High-throughput technologies for measuring gene expression, such as microarrays and next-generation sequencing, have enabled scientists to routinely collect expression data for thousands of genes across a range of experimental conditions. For example, whole genome microarrays for the human can measure RNA levels for c. 20,000 genes.

The interactions between these genes can be visualized as a network, where the genes are represented as nodes and the interactions between them as edges. Graphical models are a well-known way to construct such networks from data. They are based on the estimation of a partial correlation matrix (inverse of the correlation matrix) and link the nodes corresponding to two variables if there is sufficient evidence that they explain variation in each other after accounting for other confounding variables.

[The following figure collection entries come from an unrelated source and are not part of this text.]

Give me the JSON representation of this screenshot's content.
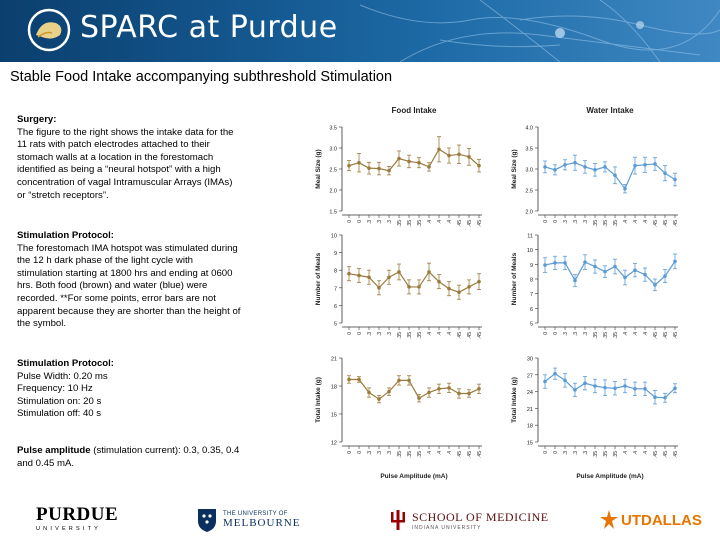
{
  "header": {
    "title": "SPARC at Purdue"
  },
  "slide": {
    "title": "Stable Food Intake accompanying subthreshold Stimulation"
  },
  "surgery": {
    "heading": "Surgery:",
    "lines": [
      "The figure to the right shows the intake data for the",
      "11 rats with patch electrodes attached to their",
      "stomach walls at a location in the forestomach",
      "identified as being a “neural hotspot” with a high",
      "concentration of vagal Intramuscular Arrays (IMAs)",
      "or “stretch receptors”."
    ]
  },
  "protocol1": {
    "heading": "Stimulation Protocol:",
    "lines": [
      "The forestomach IMA hotspot was stimulated during",
      "the 12 h dark phase of the light cycle with",
      "stimulation starting at 1800 hrs and ending at 0600",
      "hrs.  Both food (brown) and water (blue) were",
      "recorded.  **For some points, error bars are not",
      "apparent because they are shorter than the height of",
      "the symbol."
    ]
  },
  "protocol2": {
    "heading": "Stimulation Protocol:",
    "lines": [
      "Pulse Width: 0.20 ms",
      "Frequency: 10 Hz",
      "Stimulation on: 20 s",
      "Stimulation off: 40 s"
    ]
  },
  "amplitude": {
    "heading": "Pulse amplitude",
    "rest": " (stimulation current): 0.3, 0.35, 0.4",
    "line2": "and 0.45 mA."
  },
  "footer": {
    "purdue": "PURDUE",
    "purdue_sub": "UNIVERSITY",
    "melbourne_1": "THE UNIVERSITY OF",
    "melbourne_2": "MELBOURNE",
    "iu_1": "SCHOOL OF MEDICINE",
    "iu_2": "INDIANA UNIVERSITY",
    "utd": "UTDALLAS"
  },
  "colors": {
    "food": "#9c7a3c",
    "water": "#5b9bd5",
    "banner": "#14578f"
  },
  "chart_data": [
    {
      "type": "line",
      "title": "Food Intake",
      "ylabel": "Meal Size (g)",
      "xlabel": "",
      "ylim": [
        1.5,
        3.5
      ],
      "yticks": [
        "1.5",
        "2.0",
        "2.5",
        "3.0",
        "3.5"
      ],
      "categories": [
        "0",
        "0",
        ".3",
        ".3",
        ".3",
        ".35",
        ".35",
        ".35",
        ".4",
        ".4",
        ".4",
        ".45",
        ".45",
        ".45"
      ],
      "values": [
        2.58,
        2.65,
        2.52,
        2.51,
        2.46,
        2.75,
        2.68,
        2.65,
        2.55,
        2.97,
        2.82,
        2.85,
        2.79,
        2.58
      ],
      "errors": [
        0.12,
        0.22,
        0.14,
        0.15,
        0.1,
        0.18,
        0.15,
        0.12,
        0.1,
        0.3,
        0.18,
        0.22,
        0.2,
        0.15
      ]
    },
    {
      "type": "line",
      "title": "Water Intake",
      "ylabel": "Meal Size (g)",
      "xlabel": "",
      "ylim": [
        2.0,
        4.0
      ],
      "yticks": [
        "2.0",
        "2.5",
        "3.0",
        "3.5",
        "4.0"
      ],
      "categories": [
        "0",
        "0",
        ".3",
        ".3",
        ".3",
        ".35",
        ".35",
        ".35",
        ".4",
        ".4",
        ".4",
        ".45",
        ".45",
        ".45"
      ],
      "values": [
        3.05,
        2.98,
        3.1,
        3.15,
        3.05,
        2.98,
        3.05,
        2.85,
        2.53,
        3.08,
        3.1,
        3.12,
        2.9,
        2.75
      ],
      "errors": [
        0.14,
        0.12,
        0.12,
        0.18,
        0.15,
        0.15,
        0.12,
        0.2,
        0.1,
        0.2,
        0.18,
        0.15,
        0.18,
        0.15
      ]
    },
    {
      "type": "line",
      "title": "",
      "ylabel": "Number of Meals",
      "xlabel": "",
      "ylim": [
        5,
        10
      ],
      "yticks": [
        "5",
        "6",
        "7",
        "8",
        "9",
        "10"
      ],
      "categories": [
        "0",
        "0",
        ".3",
        ".3",
        ".3",
        ".35",
        ".35",
        ".35",
        ".4",
        ".4",
        ".4",
        ".45",
        ".45",
        ".45"
      ],
      "values": [
        7.8,
        7.7,
        7.6,
        7.0,
        7.6,
        7.9,
        7.05,
        7.05,
        7.9,
        7.35,
        6.95,
        6.75,
        7.05,
        7.35
      ],
      "errors": [
        0.4,
        0.4,
        0.4,
        0.4,
        0.4,
        0.45,
        0.4,
        0.4,
        0.5,
        0.4,
        0.4,
        0.4,
        0.4,
        0.45
      ]
    },
    {
      "type": "line",
      "title": "",
      "ylabel": "Number of Meals",
      "xlabel": "",
      "ylim": [
        5,
        11
      ],
      "yticks": [
        "5",
        "6",
        "7",
        "8",
        "9",
        "10",
        "11"
      ],
      "categories": [
        "0",
        "0",
        ".3",
        ".3",
        ".3",
        ".35",
        ".35",
        ".35",
        ".4",
        ".4",
        ".4",
        ".45",
        ".45",
        ".45"
      ],
      "values": [
        8.95,
        9.1,
        9.1,
        7.9,
        9.15,
        8.85,
        8.5,
        8.85,
        8.1,
        8.6,
        8.3,
        7.6,
        8.2,
        9.2
      ],
      "errors": [
        0.5,
        0.45,
        0.45,
        0.4,
        0.5,
        0.45,
        0.4,
        0.5,
        0.5,
        0.45,
        0.45,
        0.4,
        0.45,
        0.5
      ]
    },
    {
      "type": "line",
      "title": "",
      "ylabel": "Total Intake (g)",
      "xlabel": "Pulse Amplitude (mA)",
      "ylim": [
        12,
        21
      ],
      "yticks": [
        "12",
        "15",
        "18",
        "21"
      ],
      "categories": [
        "0",
        "0",
        ".3",
        ".3",
        ".3",
        ".35",
        ".35",
        ".35",
        ".4",
        ".4",
        ".4",
        ".45",
        ".45",
        ".45"
      ],
      "values": [
        18.7,
        18.7,
        17.3,
        16.6,
        17.4,
        18.6,
        18.6,
        16.7,
        17.3,
        17.7,
        17.8,
        17.2,
        17.2,
        17.7
      ],
      "errors": [
        0.4,
        0.3,
        0.5,
        0.4,
        0.4,
        0.5,
        0.5,
        0.4,
        0.5,
        0.5,
        0.5,
        0.5,
        0.4,
        0.5
      ]
    },
    {
      "type": "line",
      "title": "",
      "ylabel": "Total Intake (g)",
      "xlabel": "Pulse Amplitude (mA)",
      "ylim": [
        15,
        30
      ],
      "yticks": [
        "15",
        "18",
        "21",
        "24",
        "27",
        "30"
      ],
      "categories": [
        "0",
        "0",
        ".3",
        ".3",
        ".3",
        ".35",
        ".35",
        ".35",
        ".4",
        ".4",
        ".4",
        ".45",
        ".45",
        ".45"
      ],
      "values": [
        25.8,
        27.2,
        26.0,
        24.3,
        25.5,
        25.0,
        24.7,
        24.6,
        25.0,
        24.5,
        24.5,
        23.0,
        22.9,
        24.6
      ],
      "errors": [
        1.2,
        1.0,
        1.2,
        1.2,
        1.2,
        1.2,
        1.4,
        1.2,
        1.2,
        1.2,
        1.2,
        1.2,
        0.8,
        0.8
      ]
    }
  ]
}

In order to use this approach in cases where the number of genes greatly exceeds the number of samples, we have to assume that the network is sparse, both for mathematical / computational reasons and in order to obtain an interpretable network. There are various ways to enforce this sparsity, and many of these use a lasso-type penalised regression approach. All such methods depend on a tuning parameter to determine how sparse the estimated network will actually be. BioSS has developed a new method to choose this parameter, applying the minimisation of risk functions calculated using network structure properties such as connectivity or clustering. We have also generalised our method to the situation where two sets of samples (e.g. RNA tumor samples and healthy ones) are analysed simultaneously to estimate both joint and differential networks.

Joint sparse gene expression network estimated from 25 paired tumor / normal human colon samples. Edges indicate interactions between genes, coloured according to whether these interactions are common to both sample types (blue), only present in tumor samples (green), or only present in samples of healthy tissue (red).